Ivan Gufler mostra un’inaspettata dose di ottimismo, forse solo perché la partecipazione agli eventi inediti per il capoluogo è stata ampia. Un dettaglio, certo, ma bisogna aggrapparsi a qualcosa quando la realtà politica è quella che è. Dall’altra parte della barricata, il giovane segretario dei Giovani democratici, George Ciprian Lungu, 23 anni di fresca nomina, puntualizza che i problemi veri per i giovani sono altri: casa e percorsi di studio decenti.

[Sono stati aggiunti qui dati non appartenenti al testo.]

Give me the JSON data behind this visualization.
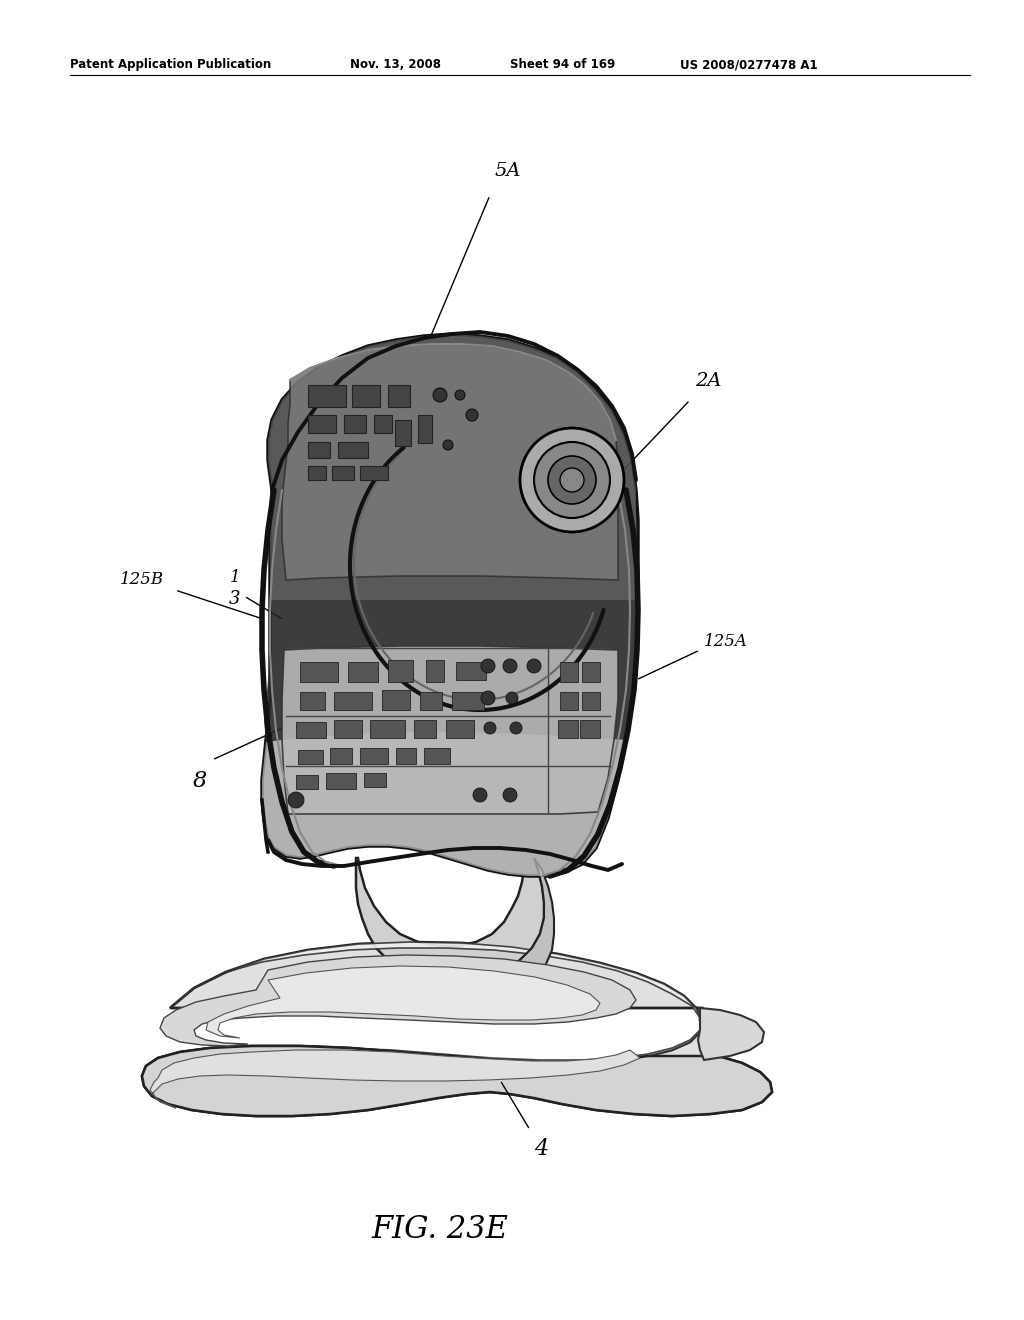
{
  "background_color": "#ffffff",
  "fig_width": 10.24,
  "fig_height": 13.2,
  "dpi": 100,
  "header_left": "Patent Application Publication",
  "header_mid": "Nov. 13, 2008  Sheet 94 of 169",
  "header_right": "US 2008/0277478 A1",
  "figure_caption": "FIG. 23E",
  "device": {
    "body_color": "#909090",
    "body_dark": "#404040",
    "body_mid": "#606060",
    "body_light": "#c8c8c8",
    "edge_color": "#111111",
    "panel_color": "#b0b0b0"
  },
  "base": {
    "top_color": "#e8e8e8",
    "side_color": "#c0c0c0",
    "edge_color": "#111111"
  }
}
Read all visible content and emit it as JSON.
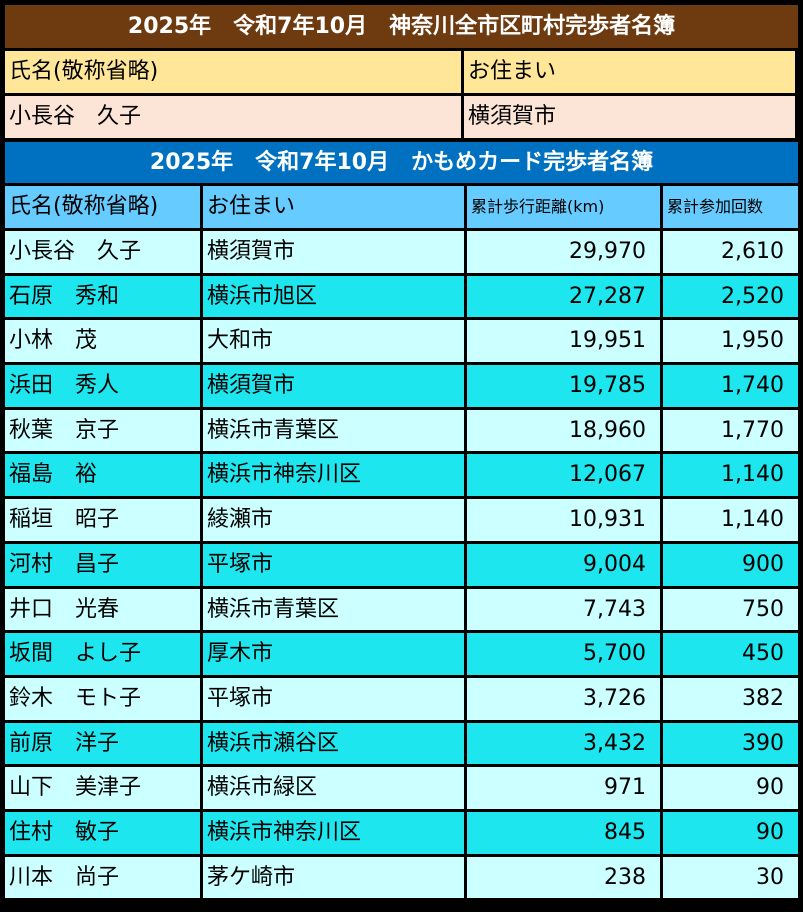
{
  "top_table": {
    "title": "2025年　令和7年10月　神奈川全市区町村完歩者名簿",
    "headers": {
      "name": "氏名(敬称省略)",
      "address": "お住まい"
    },
    "rows": [
      {
        "name": "小長谷　久子",
        "address": "横須賀市"
      }
    ]
  },
  "kamome_table": {
    "title": "2025年　令和7年10月　かもめカード完歩者名簿",
    "headers": {
      "name": "氏名(敬称省略)",
      "address": "お住まい",
      "distance": "累計歩行距離(km)",
      "count": "累計参加回数"
    },
    "rows": [
      {
        "name": "小長谷　久子",
        "address": "横須賀市",
        "distance": "29,970",
        "count": "2,610"
      },
      {
        "name": "石原　秀和",
        "address": "横浜市旭区",
        "distance": "27,287",
        "count": "2,520"
      },
      {
        "name": "小林　茂",
        "address": "大和市",
        "distance": "19,951",
        "count": "1,950"
      },
      {
        "name": "浜田　秀人",
        "address": "横須賀市",
        "distance": "19,785",
        "count": "1,740"
      },
      {
        "name": "秋葉　京子",
        "address": "横浜市青葉区",
        "distance": "18,960",
        "count": "1,770"
      },
      {
        "name": "福島　裕",
        "address": "横浜市神奈川区",
        "distance": "12,067",
        "count": "1,140"
      },
      {
        "name": "稲垣　昭子",
        "address": "綾瀬市",
        "distance": "10,931",
        "count": "1,140"
      },
      {
        "name": "河村　昌子",
        "address": "平塚市",
        "distance": "9,004",
        "count": "900"
      },
      {
        "name": "井口　光春",
        "address": "横浜市青葉区",
        "distance": "7,743",
        "count": "750"
      },
      {
        "name": "坂間　よし子",
        "address": "厚木市",
        "distance": "5,700",
        "count": "450"
      },
      {
        "name": "鈴木　モト子",
        "address": "平塚市",
        "distance": "3,726",
        "count": "382"
      },
      {
        "name": "前原　洋子",
        "address": "横浜市瀬谷区",
        "distance": "3,432",
        "count": "390"
      },
      {
        "name": "山下　美津子",
        "address": "横浜市緑区",
        "distance": "971",
        "count": "90"
      },
      {
        "name": "住村　敏子",
        "address": "横浜市神奈川区",
        "distance": "845",
        "count": "90"
      },
      {
        "name": "川本　尚子",
        "address": "茅ケ崎市",
        "distance": "238",
        "count": "30"
      }
    ]
  },
  "colors": {
    "brown_title": "#6e3b10",
    "blue_title": "#0070c0",
    "header_yellow": "#ffe699",
    "row_peach": "#fce4d6",
    "header_blue": "#66ccff",
    "row_light": "#ccffff",
    "row_cyan": "#1ee6ee"
  }
}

Problemi concreti, non certo le solite dichiarazioni melense.

«Dobbiamo saper rispondere a queste necessità», dice, mentre noi ci chiediamo se qualcuno lo abbia mai ascoltato davvero. Sperano di farlo tramite il loro neo-eletto consigliere comunale Diego Laratta, che, udite udite, è lì per dare una svolta. Dal 2020, Lungu intrattiene anche rapporti con gli Jusos, l’organizzazione giovanile del SPD, il Partito Socialdemocratico tedesco, un dettaglio interessante che come al solito rischia più di creare confusione che di produrre risultati. Questi “scambi internazionali” sono la nuova frontiera per ridefinire una piattaforma programmatica che sembra più una lista della spesa della domenica.

I giovani democratici si dicono quindi pronti a ripartire, ma ovviamente non nelle settimane che precedono le elezioni, perché impegnarsi nella politica attiva richiede chissà quale energia sovrumana, tanto vale aspettare tempi più comodi. Nel frattempo, la cosiddetta “reticenza” verso la vita pubblica è classificata come un “grande problema”. In Alto Adige come a Malles o nella mitica Roma. Leggermente imbarazzante constatare che questa alienazione non sia un’esclusiva locale, ma una costante nazionale, eppure nessuno sembra voler cambiare davvero qualcosa.